‘Soul on Soul’: Examining the Life and Music of Mary Lou Williams

July 1, 2021

According to DownBeat Magazine, Soul on Soul: The Life and Music of Mary Lou Williams by Tammy L. Kernodle (University of Illinois Press: September 2020) “serves as an essential text, working to set the record straight on one of the genre’s most significant — and conspicuously ignored — composers.”

On Sunday, August 15, Dr. Kernodle, African-American musician and scholar and University Distinguished Professor at Miami University in Oxford, Ohio, will examine the six-decade career of Williams, a pianist, educator, arranger, and activist who died in 1981 at the age of 71. Using musical examples drawn from her vast oeuvre, Dr.
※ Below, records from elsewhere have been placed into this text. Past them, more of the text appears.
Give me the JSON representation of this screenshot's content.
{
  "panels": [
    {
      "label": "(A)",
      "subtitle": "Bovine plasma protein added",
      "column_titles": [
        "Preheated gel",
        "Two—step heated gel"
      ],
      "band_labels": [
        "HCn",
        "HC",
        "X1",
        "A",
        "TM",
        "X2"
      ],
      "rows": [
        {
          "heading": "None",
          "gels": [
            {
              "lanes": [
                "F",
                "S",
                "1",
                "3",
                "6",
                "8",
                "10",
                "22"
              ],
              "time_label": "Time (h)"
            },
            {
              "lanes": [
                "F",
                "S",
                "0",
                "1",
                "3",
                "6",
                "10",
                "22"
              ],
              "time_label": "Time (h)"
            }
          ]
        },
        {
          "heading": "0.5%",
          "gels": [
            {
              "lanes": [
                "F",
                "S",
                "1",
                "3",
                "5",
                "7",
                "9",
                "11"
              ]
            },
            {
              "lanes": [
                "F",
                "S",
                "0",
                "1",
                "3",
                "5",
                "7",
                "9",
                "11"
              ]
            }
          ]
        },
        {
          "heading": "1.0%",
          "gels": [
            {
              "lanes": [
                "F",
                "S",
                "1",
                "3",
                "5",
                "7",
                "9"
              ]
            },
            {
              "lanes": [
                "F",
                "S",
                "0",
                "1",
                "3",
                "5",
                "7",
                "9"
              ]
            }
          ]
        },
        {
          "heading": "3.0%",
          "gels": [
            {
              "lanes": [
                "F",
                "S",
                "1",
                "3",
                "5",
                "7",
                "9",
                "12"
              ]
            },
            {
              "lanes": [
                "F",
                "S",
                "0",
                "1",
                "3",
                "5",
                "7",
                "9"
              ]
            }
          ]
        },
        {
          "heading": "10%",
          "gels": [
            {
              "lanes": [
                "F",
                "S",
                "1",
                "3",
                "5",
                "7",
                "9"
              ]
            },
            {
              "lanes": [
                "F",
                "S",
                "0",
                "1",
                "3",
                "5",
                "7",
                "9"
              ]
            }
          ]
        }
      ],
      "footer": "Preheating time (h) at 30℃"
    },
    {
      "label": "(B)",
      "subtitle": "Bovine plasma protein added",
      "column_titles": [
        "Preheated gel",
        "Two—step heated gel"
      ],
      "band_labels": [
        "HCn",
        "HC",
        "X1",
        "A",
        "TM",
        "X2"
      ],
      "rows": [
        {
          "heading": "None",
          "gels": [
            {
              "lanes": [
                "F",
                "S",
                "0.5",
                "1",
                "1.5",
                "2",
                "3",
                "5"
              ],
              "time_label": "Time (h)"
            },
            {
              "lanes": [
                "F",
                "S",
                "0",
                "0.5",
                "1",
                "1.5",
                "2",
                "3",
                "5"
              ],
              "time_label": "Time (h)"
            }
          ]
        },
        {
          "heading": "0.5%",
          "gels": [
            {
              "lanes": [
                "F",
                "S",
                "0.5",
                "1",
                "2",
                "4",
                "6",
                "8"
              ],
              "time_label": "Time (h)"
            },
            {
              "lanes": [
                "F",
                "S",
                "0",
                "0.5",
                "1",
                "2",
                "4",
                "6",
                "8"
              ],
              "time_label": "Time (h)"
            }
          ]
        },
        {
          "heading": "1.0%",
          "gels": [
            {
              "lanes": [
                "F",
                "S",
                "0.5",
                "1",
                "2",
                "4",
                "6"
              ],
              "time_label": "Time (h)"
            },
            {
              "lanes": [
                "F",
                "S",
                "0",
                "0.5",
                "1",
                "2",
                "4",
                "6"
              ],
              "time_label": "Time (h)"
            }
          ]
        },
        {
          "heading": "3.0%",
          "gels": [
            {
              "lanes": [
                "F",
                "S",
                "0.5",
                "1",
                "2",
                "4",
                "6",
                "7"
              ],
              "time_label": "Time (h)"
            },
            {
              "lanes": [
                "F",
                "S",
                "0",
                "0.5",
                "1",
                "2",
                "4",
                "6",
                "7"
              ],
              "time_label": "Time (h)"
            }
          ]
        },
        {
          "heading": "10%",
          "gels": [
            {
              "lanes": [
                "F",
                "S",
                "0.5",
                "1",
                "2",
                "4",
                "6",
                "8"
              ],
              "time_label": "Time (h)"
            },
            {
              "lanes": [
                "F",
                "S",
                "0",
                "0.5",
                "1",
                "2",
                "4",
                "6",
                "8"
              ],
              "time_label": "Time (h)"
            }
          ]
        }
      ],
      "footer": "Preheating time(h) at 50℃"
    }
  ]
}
Kernodle will explore Williams’ engagement with the musical practices of various local music scenes and the shifting sonic aspects of her sound identity. She will also examine how the racial and gender politics surrounding jazz culture in America significantly undermined her professional path and muted her contributions to the progression of the idiom. Dr. Kernodle’s live streamed presentation, at 3 p.m. EDT, is part of the Jazz Education series jointly sponsored by the Metuchen Arts Council-Jazz and the New Jersey Jazz Society.

Soul on Soul, according to the Women’s Review of Books, “ought to be required material in American history, music, and women’s studies courses. Maybe then, the jazz Williams created will receive the universal embrace it deserves.” Dr. Kernodle served as Scholar in Residence for the Women in Jazz Initiative at the American Jazz Museum in Kansas City from 1999-2001 and has worked closely with several educational programs including the Kennedy Center’s Mary Lou Williams Women in Jazz Festival, Jazz at Lincoln Center, National Public Radio, the Rock ‘n Roll Hall of Fame Lecture series, and the British Broadcasting Corporation.

The August 15th presentation will be available on the New Jersey Jazz Society website, njjs.org, as well as on the NJJS Facebook page and YouTube channel. Attendance is free, but donations are suggested.

Future Jazz Education presentations will be: September 19, “Nat King Cole@100 (NKC100) by Will Friedwald, music writer and author of Straighten Up & Fly Right: The Life & Music of Nat King Cole; October 18, “An Informal Survey of the Great Baritone Saxophonists” by baritone saxophonist Frank Basile, a member of the Village Vanguard Jazz Orchestra and the Dizzy Gillespie All-Star Band; and, November 21, “Ellington and Strayhorn: Alone and Together” by David Hajdu, Columbia University Professor, Music Critic for The Nation, and author of Lush Life, a biography of Billy Strayhorn.